Lecture: The Progressive Era - Social Justice and Labor Reform
Timeframe
- Progressive Era: 1900 to post-WWI (1920)
Focus Areas
- Social justice and labor reform
- Economic reforms previously discussed
- Emphasis on the working poor, jobless, and homeless
Leadership
- Led by educated, middle/upper-middle-class women
- Focus on alcohol prohibition
Alcohol Prohibition Movement
- Excessive alcohol consumption seen as a threat to social progress and family stability
- Women's Christian Temperance Union (WCTU)
- Christian-based, supported temperance movement
- Anti-Saloon League
- Militant actions by educated women against alcohol establishments
- 1917: Congress approved prohibition (18th Amendment)

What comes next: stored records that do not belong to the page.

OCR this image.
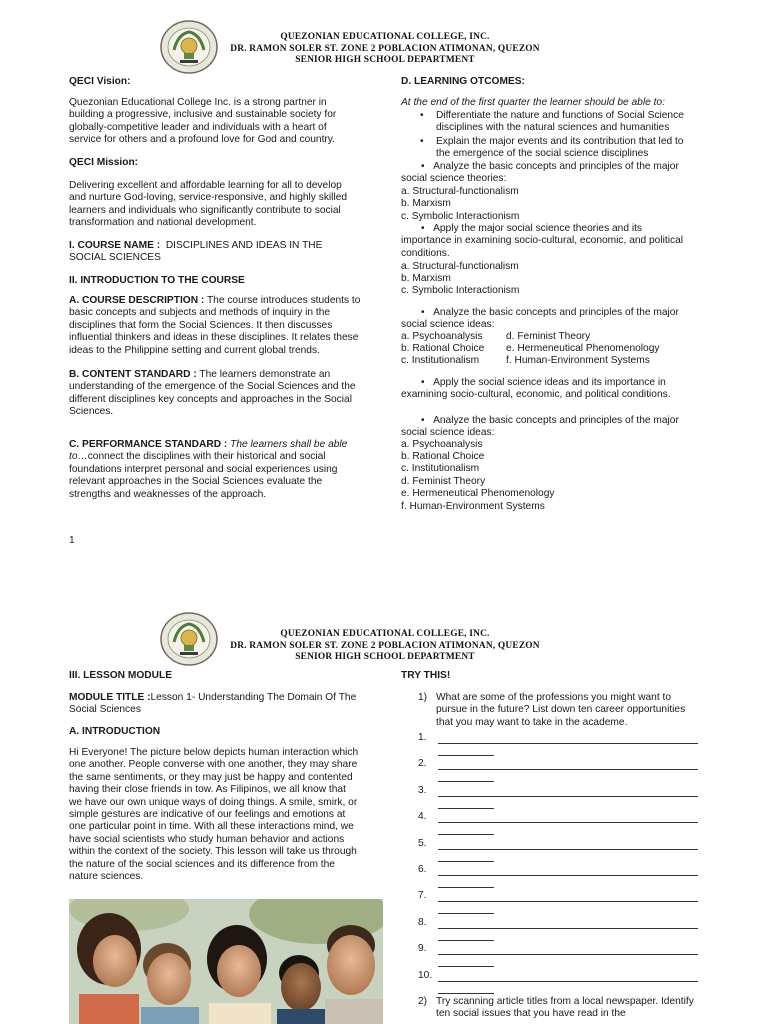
QUEZONIAN EDUCATIONAL COLLEGE, INC.
DR. RAMON SOLER ST. ZONE 2 POBLACION ATIMONAN, QUEZON
SENIOR HIGH SCHOOL DEPARTMENT
QECI Vision:
Quezonian Educational College Inc. is a strong partner in building a progressive, inclusive and sustainable society for globally-competitive leader and individuals with a heart of service for others and a profound love for God and country.
QECI Mission:
Delivering excellent and affordable learning for all to develop and nurture God-loving, service-responsive, and highly skilled learners and individuals who significantly contribute to social transformation and national development.
I. COURSE NAME : DISCIPLINES AND IDEAS IN THE SOCIAL SCIENCES
II. INTRODUCTION TO THE COURSE
A. COURSE DESCRIPTION : The course introduces students to basic concepts and subjects and methods of inquiry in the disciplines that form the Social Sciences. It then discusses influential thinkers and ideas in these disciplines. It relates these ideas to the Philippine setting and current global trends.
B. CONTENT STANDARD : The learners demonstrate an understanding of the emergence of the Social Sciences and the different disciplines key concepts and approaches in the Social Sciences.
C. PERFORMANCE STANDARD : The learners shall be able to…connect the disciplines with their historical and social foundations interpret personal and social experiences using relevant approaches in the Social Sciences evaluate the strengths and weaknesses of the approach.
1
D. LEARNING OTCOMES:
At the end of the first quarter the learner should be able to:
• Differentiate the nature and functions of Social Science disciplines with the natural sciences and humanities
• Explain the major events and its contribution that led to the emergence of the social science disciplines
• Analyze the basic concepts and principles of the major social science theories:
a. Structural-functionalism
b. Marxism
c. Symbolic Interactionism
• Apply the major social science theories and its importance in examining socio-cultural, economic, and political conditions.
a. Structural-functionalism
b. Marxism
c. Symbolic Interactionism
• Analyze the basic concepts and principles of the major social science ideas:
a. Psychoanalysis
b. Rational Choice
c. Institutionalism
d. Feminist Theory
e. Hermeneutical Phenomenology
f. Human-Environment Systems
• Apply the social science ideas and its importance in examining socio-cultural, economic, and political conditions.
• Analyze the basic concepts and principles of the major social science ideas:
a. Psychoanalysis
b. Rational Choice
c. Institutionalism
d. Feminist Theory
e. Hermeneutical Phenomenology
f. Human-Environment Systems
QUEZONIAN EDUCATIONAL COLLEGE, INC.
DR. RAMON SOLER ST. ZONE 2 POBLACION ATIMONAN, QUEZON
SENIOR HIGH SCHOOL DEPARTMENT
III. LESSON MODULE
MODULE TITLE :Lesson 1- Understanding The Domain Of The Social Sciences
A. INTRODUCTION
Hi Everyone! The picture below depicts human interaction which one another. People converse with one another, they may share the same sentiments, or they may just be happy and contented having their close friends in tow. As Filipinos, we all know that we have our own unique ways of doing things. A smile, smirk, or simple gestures are indicative of our feelings and emotions at one particular point in time. With all these interactions mind, we have social scientists who study human behavior and actions within the context of the society. This lesson will take us through the nature of the social sciences and its difference from the nature sciences.
TRY THIS!
1) What are some of the professions you might want to pursue in the future? List down ten career opportunities that you may want to take in the academe.
1.
2.
3.
4.
5.
6.
7.
8.
9.
10.
2) Try scanning article titles from a local newspaper. Identify ten social issues that you have read in the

- Prohibited manufacture, transport, sale (not consumption) of alcohol
Labor Reforms
- Child labor laws implemented at state level
- 1910: Most states had laws against child labor
- 1911 Triangle Shirtwaist Factory Fire
- Led to fire safety and working condition laws
Progressive Income Tax
- Tax rates increase with income
- Goal: Redistribute wealth
- 1913: 16th Amendment enabled federal income tax
Health and Medicine Reforms
- Muckraking journalists exposed abuses
- Upton Sinclair's "The Jungle"
- Exposed unsanitary conditions in meatpacking
- Meat Inspection Act of 1906
- Pure Food and Drug Act of 1906
- Led to the establishment of the FDA
Environmental Conservation
- Theodore Roosevelt's initiatives
- Opposed unregulated logging/mining
- Establishment of National Parks, wildlife refuges
Legacy of the Progressive Era
- Increase in direct democracy
- Direct election of senators, initiative, recall
- Expansion of federal, state, and local government power
- Ended laissez-faire approach, increased government role in public welfare
Next Topic
- Origins and U.S involvement in WWI
This summary captures the key points and historical significance of the Progressive Era's social justice and labor reform efforts, along with illustrating the broader cultural and political shifts during this period.